Last week, U.S. Representative Kristi Noem (R-SD) helped pass H.R. 1105 – the Death Tax Repeal Act of 2015 – out of the House Ways and Means Committee, paving the way for a vote in the full House later this year. A similar bill authored by U.S. Senator Thune (R-SD) was also adopted last week by the Senate as an amendment to the Fiscal Year 2016 budget resolution.
“Facing an estate tax of up to forty percent when a family is trying to hand down the farm or ranch can be absolutely devastating to that next generation. It’s time to permanently repeal this unfair tax, and we appreciate the hard work of our Congressional delegation to get this job done as soon as possible,” said Scott VanderWal, SDFB President and third-generation family farmer from Volga, S.D.
The estate tax is hard on all family-owned businesses, but especially farms and ranches because agricultural assets – land, livestock, buildings, machinery – are not liquid. As is common with all small businesses, farms and ranches may have a lot of equity, but that does not necessarily translate to cash in the bank.
Faced with a death tax of up to 40 percent, families may be forced to sell off assets to access enough cash to pay the tax – assets they need to keep the business operating. Another option is taking a large mortgage on the assets.

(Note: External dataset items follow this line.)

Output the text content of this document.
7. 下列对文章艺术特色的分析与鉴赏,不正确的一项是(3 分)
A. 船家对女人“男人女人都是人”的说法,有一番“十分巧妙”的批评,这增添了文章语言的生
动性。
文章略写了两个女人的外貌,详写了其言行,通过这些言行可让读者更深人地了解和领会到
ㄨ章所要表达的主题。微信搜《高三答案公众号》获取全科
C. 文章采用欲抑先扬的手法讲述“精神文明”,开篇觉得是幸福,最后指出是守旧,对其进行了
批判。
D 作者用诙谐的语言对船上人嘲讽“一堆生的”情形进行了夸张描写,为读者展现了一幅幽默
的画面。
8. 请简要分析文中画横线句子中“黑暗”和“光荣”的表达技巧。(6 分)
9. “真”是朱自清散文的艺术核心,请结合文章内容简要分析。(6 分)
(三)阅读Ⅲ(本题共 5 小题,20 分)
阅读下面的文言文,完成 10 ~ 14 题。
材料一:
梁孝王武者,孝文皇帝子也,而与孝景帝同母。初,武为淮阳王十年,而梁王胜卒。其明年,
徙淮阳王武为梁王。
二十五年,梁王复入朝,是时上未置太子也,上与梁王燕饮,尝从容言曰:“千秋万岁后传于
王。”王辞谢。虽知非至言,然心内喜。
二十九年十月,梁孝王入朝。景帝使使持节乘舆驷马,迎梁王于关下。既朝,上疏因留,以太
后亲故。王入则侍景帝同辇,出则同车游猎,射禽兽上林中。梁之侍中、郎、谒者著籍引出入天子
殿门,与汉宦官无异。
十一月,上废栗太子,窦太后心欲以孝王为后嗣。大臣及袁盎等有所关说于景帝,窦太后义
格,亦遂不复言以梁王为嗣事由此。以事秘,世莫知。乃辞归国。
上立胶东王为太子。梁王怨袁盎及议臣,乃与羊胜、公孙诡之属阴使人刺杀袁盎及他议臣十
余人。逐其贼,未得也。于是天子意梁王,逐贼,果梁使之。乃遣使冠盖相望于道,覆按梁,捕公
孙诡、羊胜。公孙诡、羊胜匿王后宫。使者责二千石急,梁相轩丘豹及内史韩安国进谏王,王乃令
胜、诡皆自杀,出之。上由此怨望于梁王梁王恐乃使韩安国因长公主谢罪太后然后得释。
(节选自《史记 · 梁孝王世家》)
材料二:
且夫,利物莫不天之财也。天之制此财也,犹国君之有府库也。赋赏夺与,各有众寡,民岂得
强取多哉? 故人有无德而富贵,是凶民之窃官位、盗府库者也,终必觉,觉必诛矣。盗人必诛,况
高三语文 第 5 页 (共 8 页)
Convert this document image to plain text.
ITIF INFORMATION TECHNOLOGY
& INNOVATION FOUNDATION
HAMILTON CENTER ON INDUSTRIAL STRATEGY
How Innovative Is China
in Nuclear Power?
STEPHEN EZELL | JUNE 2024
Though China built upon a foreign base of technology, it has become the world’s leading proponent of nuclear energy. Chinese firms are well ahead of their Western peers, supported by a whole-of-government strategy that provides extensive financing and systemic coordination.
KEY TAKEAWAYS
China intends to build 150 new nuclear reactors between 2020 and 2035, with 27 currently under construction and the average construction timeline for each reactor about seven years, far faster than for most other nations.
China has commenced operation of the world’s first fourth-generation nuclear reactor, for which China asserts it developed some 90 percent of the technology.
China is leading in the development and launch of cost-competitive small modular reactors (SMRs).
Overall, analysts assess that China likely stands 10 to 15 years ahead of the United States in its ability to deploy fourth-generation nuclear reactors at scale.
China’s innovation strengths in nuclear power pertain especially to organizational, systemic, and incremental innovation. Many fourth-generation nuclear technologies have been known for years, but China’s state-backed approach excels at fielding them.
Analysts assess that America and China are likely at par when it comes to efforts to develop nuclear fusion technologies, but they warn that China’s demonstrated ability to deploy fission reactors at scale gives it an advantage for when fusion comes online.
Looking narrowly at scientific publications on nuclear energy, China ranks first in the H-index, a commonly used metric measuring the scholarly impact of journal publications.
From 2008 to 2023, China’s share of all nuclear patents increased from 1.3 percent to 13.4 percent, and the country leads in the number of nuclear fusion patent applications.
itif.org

Either way, it places a huge financial burden on the next generation.
Josh Geigle is a young rancher from Creighton, S.D. who can relate to concerns over what the future may hold if the estate tax stays in place. He and his wife, Shasta, are the fourth on his family’s ranch which was founded in 1907.
“Farming and ranching require extremely high capital investments that take an entire lifetime to pay off,” Josh Geigle commented. “My father and mother have worked their entire lives to keep our family farm and ranch viable so it can be passed down to the next generation. If we ever did face a death tax of this magnitude, we would have to sell half of our land and/or other assets to pay the tax. This would be a huge step backwards for any young family that is stepping up to be the next generation of their family’s farm or ranch.”
The South Dakota Farm Bureau represents more than 14,300 farm, ranch and rural families across the state.